Il est difficile d’imaginer une raison licite pour que Hakim possède cette richesse. Il est un banquier prospère et le président de la Kurdistan International Islamic Bank, mais les documents financiers publics de la banque n’indiquent pas qu’elle génère des bénéfices ou qu’elle verse à ses dirigeants le type de salaire permettant de financer ces achats. Il ne semble pas non plus plausible que les propriétés soient un investissement légitime de la banque. Le dernier rapport annuel disponible de la banque montre que les seules propriétés qu’elle possède se trouvent au Kurdistan irakien et valent environ 16 millions de dollars.
Cependant, un stratagème de laranja visant à dissimuler l’argent provenant de marchés d’assurance truqués, de la contrebande de pétrole ou de contrats véreux pourrait ressembler exactement à cela.
Les finances de Hakim sont profondément imbriquées avec celles de ses proches. Un autre frère du président kurde possède une partie de la banque de Hakim, et le fils du président vient de vendre pour plus de 30 millions de dollars d’actions de la banque.
Les États-Unis ne veulent pas devenir les prochains Émirats arabes unis, remplis jusqu’aux dents de l’argent anonyme des kleptocrates, des narcotrafiquants et des marchands d’armes. Mais les stratégies que la famille du président kurde a utilisées pour accumuler des propriétés américaines secrètes sont les mêmes outils que d’autres oligarques, y compris des Américains et des Russes, utilisent pour cacher leur propre richesse ici. Nous sommes en passe de devenir un autre grand refuge international pour le crime et la corruption.
Heureusement, certaines réformes sont sur la table.
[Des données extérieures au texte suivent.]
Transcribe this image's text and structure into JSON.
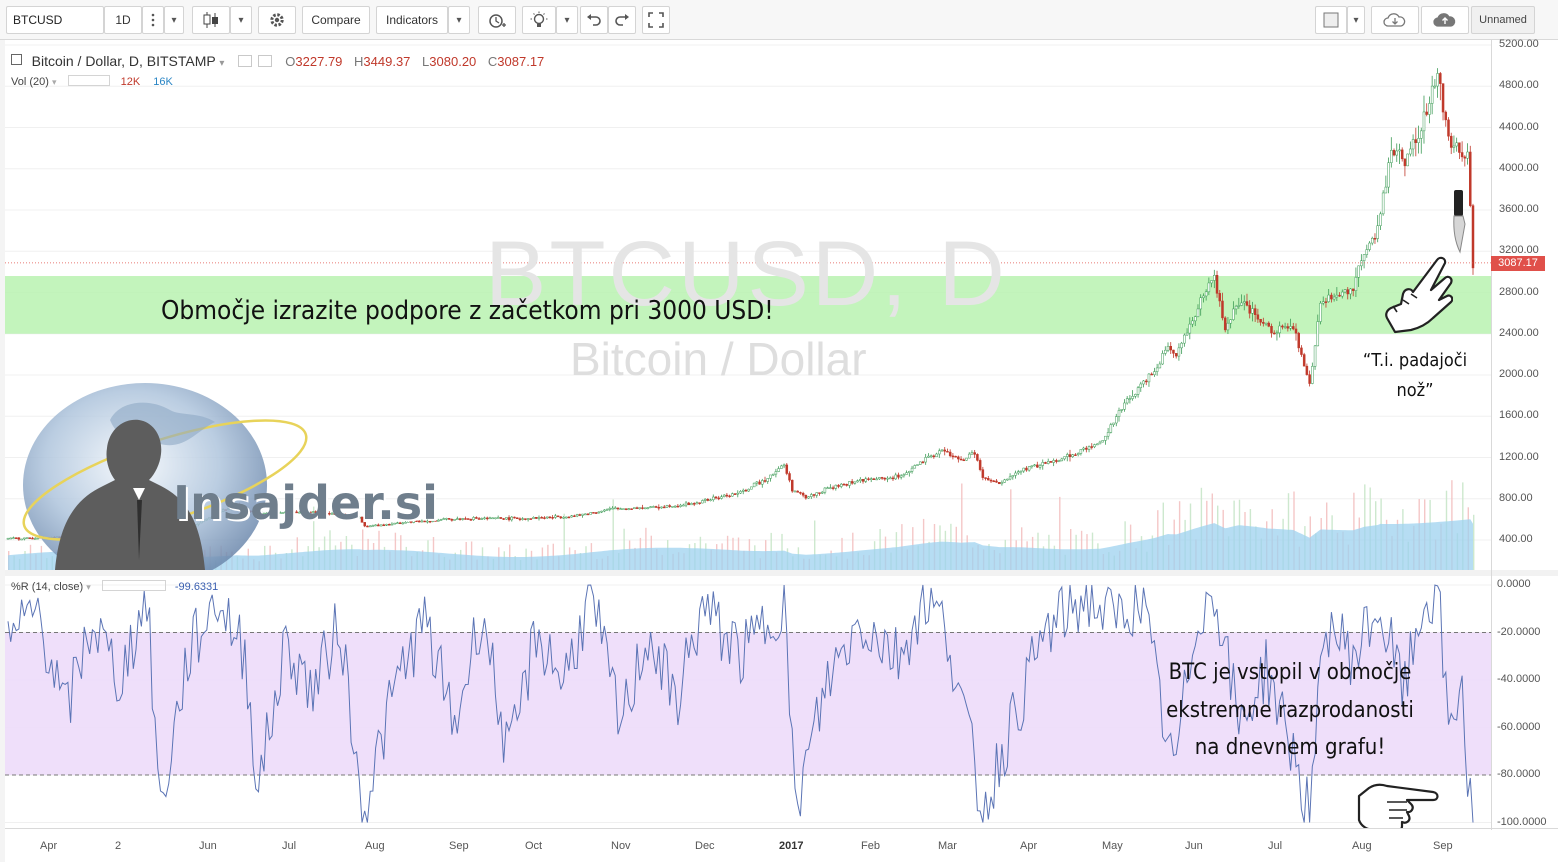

Interdire les laranjas et exiger la divulgation publique complète de la propriété effective de chaque propriété et société aux États-Unis serait la meilleure mesure, mais un bon tremplin est la loi ENABLERS. Introduite par plusieurs membres du Congrès après la publication des Pandora Papers, la loi ENABLERS exigerait des laranjas qu’ils fassent preuve de diligence raisonnable à l’égard de leurs clients. « Si un client franchit votre porte et vous demande de créer une société ou de servir de fiduciaire, vous devriez savoir à qui vous avez affaire », a déclaré Scott Greytak, directeur du plaidoyer pour le bureau américain de Transparency International. « Cela implique au moins de collecter et de communiquer au Trésor des informations clés les concernant, qui peuvent être utilisées pour se prémunir contre le blanchiment d’argent et le financement de la corruption. »
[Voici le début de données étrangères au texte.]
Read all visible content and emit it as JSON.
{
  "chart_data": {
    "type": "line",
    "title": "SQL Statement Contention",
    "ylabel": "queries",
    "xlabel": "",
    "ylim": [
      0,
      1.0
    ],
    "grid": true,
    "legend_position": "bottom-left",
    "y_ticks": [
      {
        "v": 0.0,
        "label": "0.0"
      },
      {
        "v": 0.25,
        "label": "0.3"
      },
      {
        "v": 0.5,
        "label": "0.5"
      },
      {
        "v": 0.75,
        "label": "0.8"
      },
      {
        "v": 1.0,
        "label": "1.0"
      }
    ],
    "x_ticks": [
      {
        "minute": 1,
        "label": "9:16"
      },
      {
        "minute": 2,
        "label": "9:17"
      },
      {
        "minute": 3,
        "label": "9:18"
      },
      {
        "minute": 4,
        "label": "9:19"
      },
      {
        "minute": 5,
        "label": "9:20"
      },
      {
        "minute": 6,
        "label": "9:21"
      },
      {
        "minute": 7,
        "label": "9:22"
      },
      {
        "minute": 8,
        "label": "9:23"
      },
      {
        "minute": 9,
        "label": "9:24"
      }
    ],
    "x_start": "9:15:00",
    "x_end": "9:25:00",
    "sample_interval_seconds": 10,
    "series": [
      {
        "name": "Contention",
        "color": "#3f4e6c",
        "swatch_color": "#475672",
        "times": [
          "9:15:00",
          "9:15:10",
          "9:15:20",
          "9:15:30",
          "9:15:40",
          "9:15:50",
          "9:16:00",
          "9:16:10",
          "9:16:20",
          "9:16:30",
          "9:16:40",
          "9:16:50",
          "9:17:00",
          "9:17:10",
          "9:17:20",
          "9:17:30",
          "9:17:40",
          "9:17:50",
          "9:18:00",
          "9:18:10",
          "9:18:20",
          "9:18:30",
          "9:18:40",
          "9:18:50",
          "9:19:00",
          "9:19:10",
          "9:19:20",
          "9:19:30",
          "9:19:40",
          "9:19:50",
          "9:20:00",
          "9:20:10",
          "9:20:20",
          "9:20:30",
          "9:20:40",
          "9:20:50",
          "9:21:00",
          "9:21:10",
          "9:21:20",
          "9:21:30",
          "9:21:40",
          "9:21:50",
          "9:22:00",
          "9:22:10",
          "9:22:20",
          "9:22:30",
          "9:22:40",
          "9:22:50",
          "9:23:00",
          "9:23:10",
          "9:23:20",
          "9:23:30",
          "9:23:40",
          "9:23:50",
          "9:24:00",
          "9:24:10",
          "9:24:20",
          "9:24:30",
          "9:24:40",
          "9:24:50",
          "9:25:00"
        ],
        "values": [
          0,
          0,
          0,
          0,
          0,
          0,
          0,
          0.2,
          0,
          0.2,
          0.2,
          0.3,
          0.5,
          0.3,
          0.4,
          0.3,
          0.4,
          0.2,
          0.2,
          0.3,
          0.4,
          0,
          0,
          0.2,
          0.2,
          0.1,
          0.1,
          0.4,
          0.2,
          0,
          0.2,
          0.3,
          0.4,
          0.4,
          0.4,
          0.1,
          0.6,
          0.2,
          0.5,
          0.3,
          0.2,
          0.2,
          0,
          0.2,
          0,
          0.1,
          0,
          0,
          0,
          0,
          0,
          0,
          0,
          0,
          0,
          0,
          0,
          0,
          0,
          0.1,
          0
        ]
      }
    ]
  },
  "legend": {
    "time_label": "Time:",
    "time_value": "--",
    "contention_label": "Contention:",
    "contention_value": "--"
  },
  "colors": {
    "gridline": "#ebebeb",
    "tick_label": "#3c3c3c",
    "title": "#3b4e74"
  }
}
Le rôle joué par l’Occident pour abriter l’argent de Poutine et de ses oligarques a prouvé sans conteste que le secret financier, utilisé pour faciliter la corruption, est bien plus qu’une question mineure de bon gouvernement. Le ministère de la justice a créé un nouveau groupe de travail pour se concentrer sur la corruption russe, mais il y a toutes les raisons pour qu’il cible d’autres kleptocrates dans le processus. « Ne laissons pas ces efforts s’arrêter à la saisie de l’argent sale et des biens des dirigeants corrompus d’un pays spécifique », a déclaré M. Greytak. « Poursuivons toutes les personnes qui ont volé leur peuple et blanchi cet argent aux États-Unis. »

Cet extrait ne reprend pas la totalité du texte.